Sheldon ran over to the boy. "Is it really you?" he shouted. "Are you the boy of the statue?"

"Yes, it is I. But only for a day. Then I will be stone again."

The rain stopped. The sky cleared. A full moon beamed down on the square. The two boys walked through the sleeping town. The boy of the statue eagerly peered into the windows of the shops.

At dawn the two sat talking in the grass at the edge of town. "I wish you could stay!" Sheldon said.

The boy sighed. "Unless someone can break the witch's spell, I will turn to stone again on the stroke of midnight. I have had hundreds of years to think about it. But I cannot think of the answers to the riddle."

"What riddle?" Sheldon asked, eagerly bending forward.

"The witch said," the boy began, " 'You shall be doomed to be a boy of stone until men shall fly through the air like birds, a voice shall carry round the world, and water shall flow up yonder hill.' "

For a moment neither boy spoke. Then in the distance a faint sound grew louder and louder. "I've got it!" Sheldon exclaimed."Men can fly through the air!" He pointed to a jet flying overhead. Then he told the boy all about airplanes.

After a while Sheldon said, "Come on over to my house. I can solve the second part of the riddle for you too. It's easy."

Sheldon led the boy to his telephone. He lifted the receiver and dialed the operator. "I'd like overseas information, please," he said, and named a country halfway around the world. In a moment, the boy of the statue heard through the receiver a voice carried around the world. The two boys spent the day together. The boy saw television, automobiles, and many other modern things for the first time.
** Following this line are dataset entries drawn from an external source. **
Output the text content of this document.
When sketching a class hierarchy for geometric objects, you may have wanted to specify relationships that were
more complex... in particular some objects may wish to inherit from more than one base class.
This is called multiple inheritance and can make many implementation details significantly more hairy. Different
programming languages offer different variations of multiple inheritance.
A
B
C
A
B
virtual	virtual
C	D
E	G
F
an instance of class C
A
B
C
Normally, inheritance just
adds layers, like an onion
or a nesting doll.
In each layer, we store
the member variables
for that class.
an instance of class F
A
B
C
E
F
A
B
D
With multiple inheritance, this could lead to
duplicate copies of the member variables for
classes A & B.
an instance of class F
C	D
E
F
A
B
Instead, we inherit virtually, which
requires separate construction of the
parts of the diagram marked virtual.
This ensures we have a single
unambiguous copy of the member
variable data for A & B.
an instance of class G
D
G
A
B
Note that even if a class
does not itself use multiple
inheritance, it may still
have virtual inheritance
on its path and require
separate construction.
Sheldon had an idea to solve the third part of the riddle: how to get water to flow up the hill at the edge of town. The two of them visited the town engineer. When Sheldon tried to explain why he wanted the engineer to help him rig a pump to carry water up the hill, the man just laughed. "You're wasting my time with your jokes. And you'd better do something about getting that statue back. You're going to get into trouble."

All that day the two boys tried to think of a way. But even Sheldon's parents did not believe who the boy really was. After bedtime, Sheldon slipped out of the house to spend the last hours with the boy. They sat in the square and watched the minutes slip by on the glowing dial of Sheldon's wristwatch. Still they could not think of an answer. Then the town hall clock struck midnight.
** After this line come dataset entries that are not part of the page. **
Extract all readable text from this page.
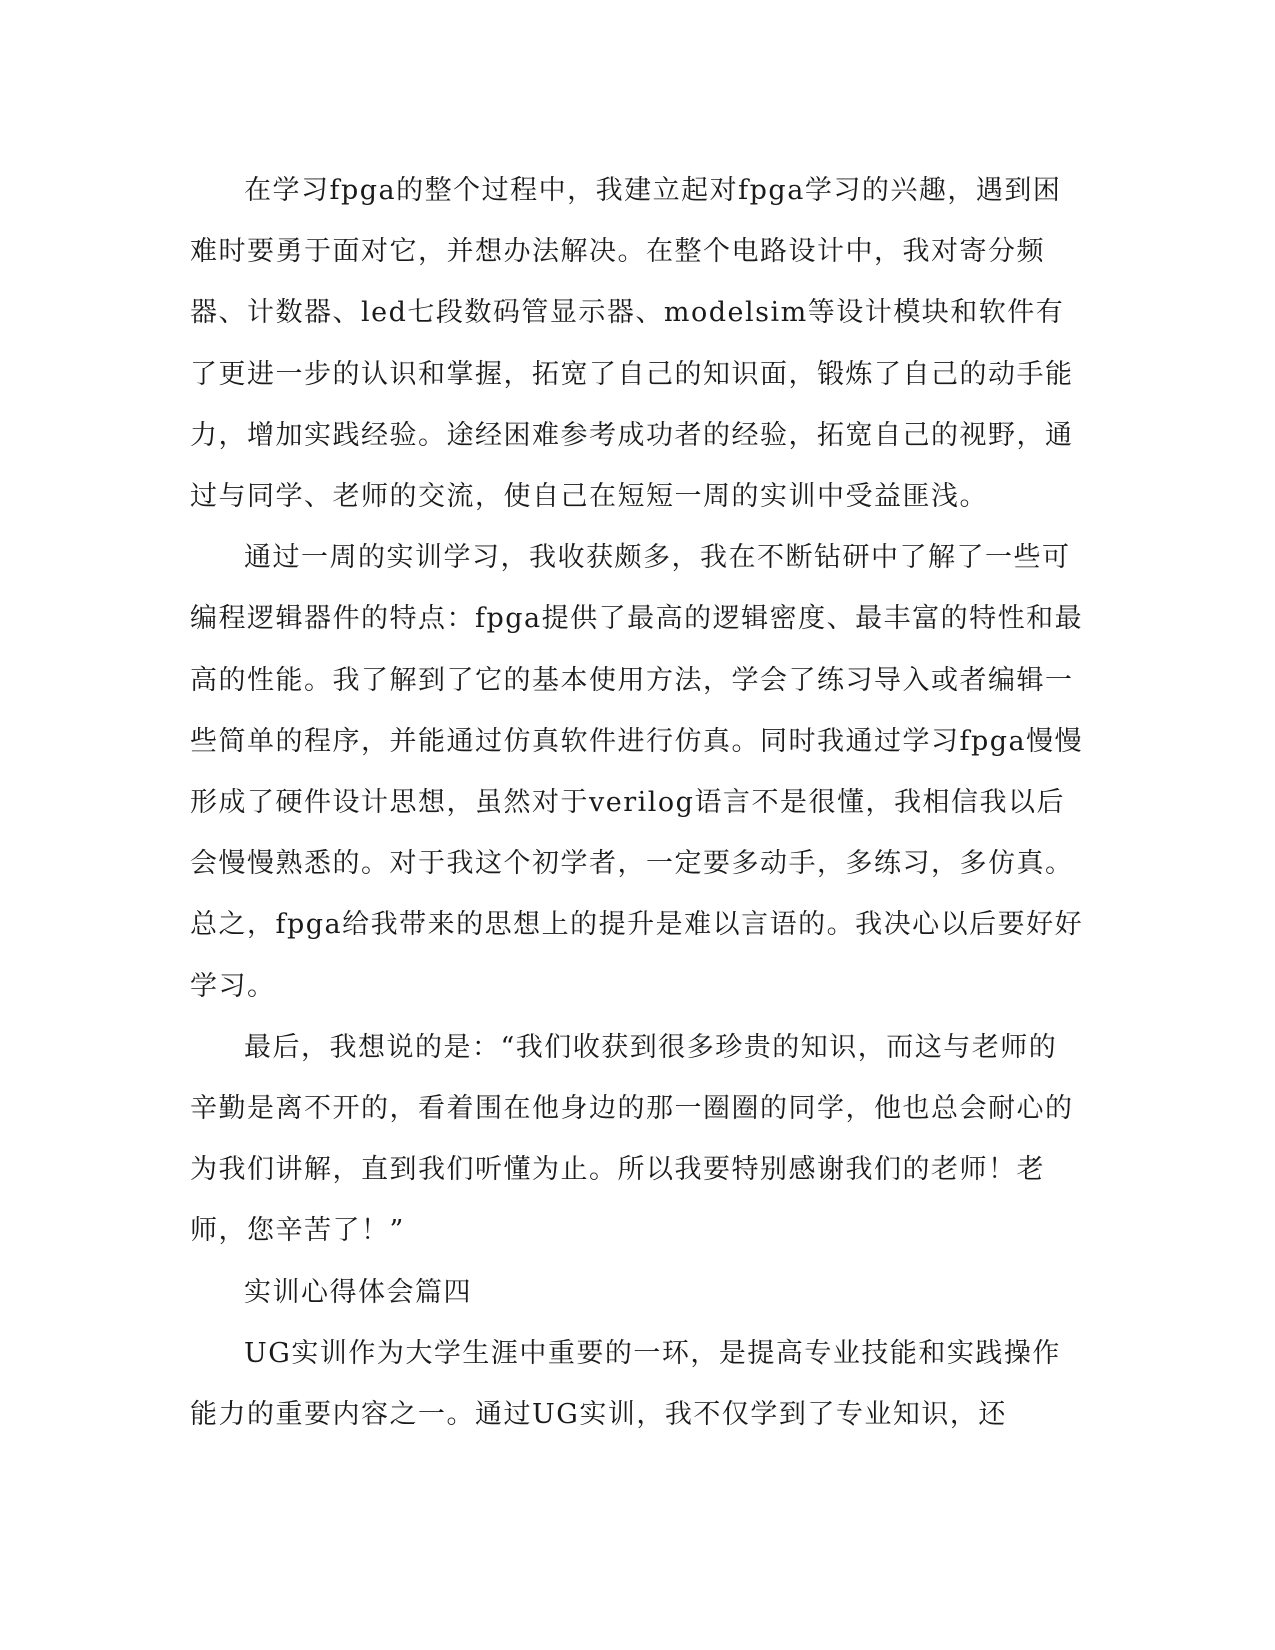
在学习fpga的整个过程中，我建立起对fpga学习的兴趣，遇到困难时要勇于面对它，并想办法解决。在整个电路设计中，我对寄分频器、计数器、led七段数码管显示器、modelsim等设计模块和软件有了更进一步的认识和掌握，拓宽了自己的知识面，锻炼了自己的动手能力，增加实践经验。途经困难参考成功者的经验，拓宽自己的视野，通过与同学、老师的交流，使自己在短短一周的实训中受益匪浅。

通过一周的实训学习，我收获颇多，我在不断钻研中了解了一些可编程逻辑器件的特点：fpga提供了最高的逻辑密度、最丰富的特性和最高的性能。我了解到了它的基本使用方法，学会了练习导入或者编辑一些简单的程序，并能通过仿真软件进行仿真。同时我通过学习fpga慢慢形成了硬件设计思想，虽然对于verilog语言不是很懂，我相信我以后会慢慢熟悉的。对于我这个初学者，一定要多动手，多练习，多仿真。总之，fpga给我带来的思想上的提升是难以言语的。我决心以后要好好学习。

最后，我想说的是：“我们收获到很多珍贵的知识，而这与老师的辛勤是离不开的，看着围在他身边的那一圈圈的同学，他也总会耐心的为我们讲解，直到我们听懂为止。所以我要特别感谢我们的老师！老师，您辛苦了！”

实训心得体会篇四

UG实训作为大学生涯中重要的一环，是提高专业技能和实践操作能力的重要内容之一。通过UG实训，我不仅学到了专业知识，还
"Goodbye, Sheldon, goodbye," were the boy's last words. Sheldon touched the stone legs of his friend. His eyes filled with tears. He curled up at the foot of the statue and fell asleep.

A few hours later, Sheldon awoke. The moon was shining down onto the square. A dark shadow reached almost to his feet. Sheldon looked up. There in the distance was the answer.

He raced from house to house, borrowing hoses. He gathered more than a dozen and dragged them to the edge of town. He coupled them together and connected one end to the spigot at the base of the town water tower. He stretched the other end up to the top of the nearby hill. He ran down the hill and turned on the spigot. Then he raced over to the square. Just as he reached the statue, water gushed out of the end of the hose at the top of the hill.

At that moment, the boy of the statue was a statue no more.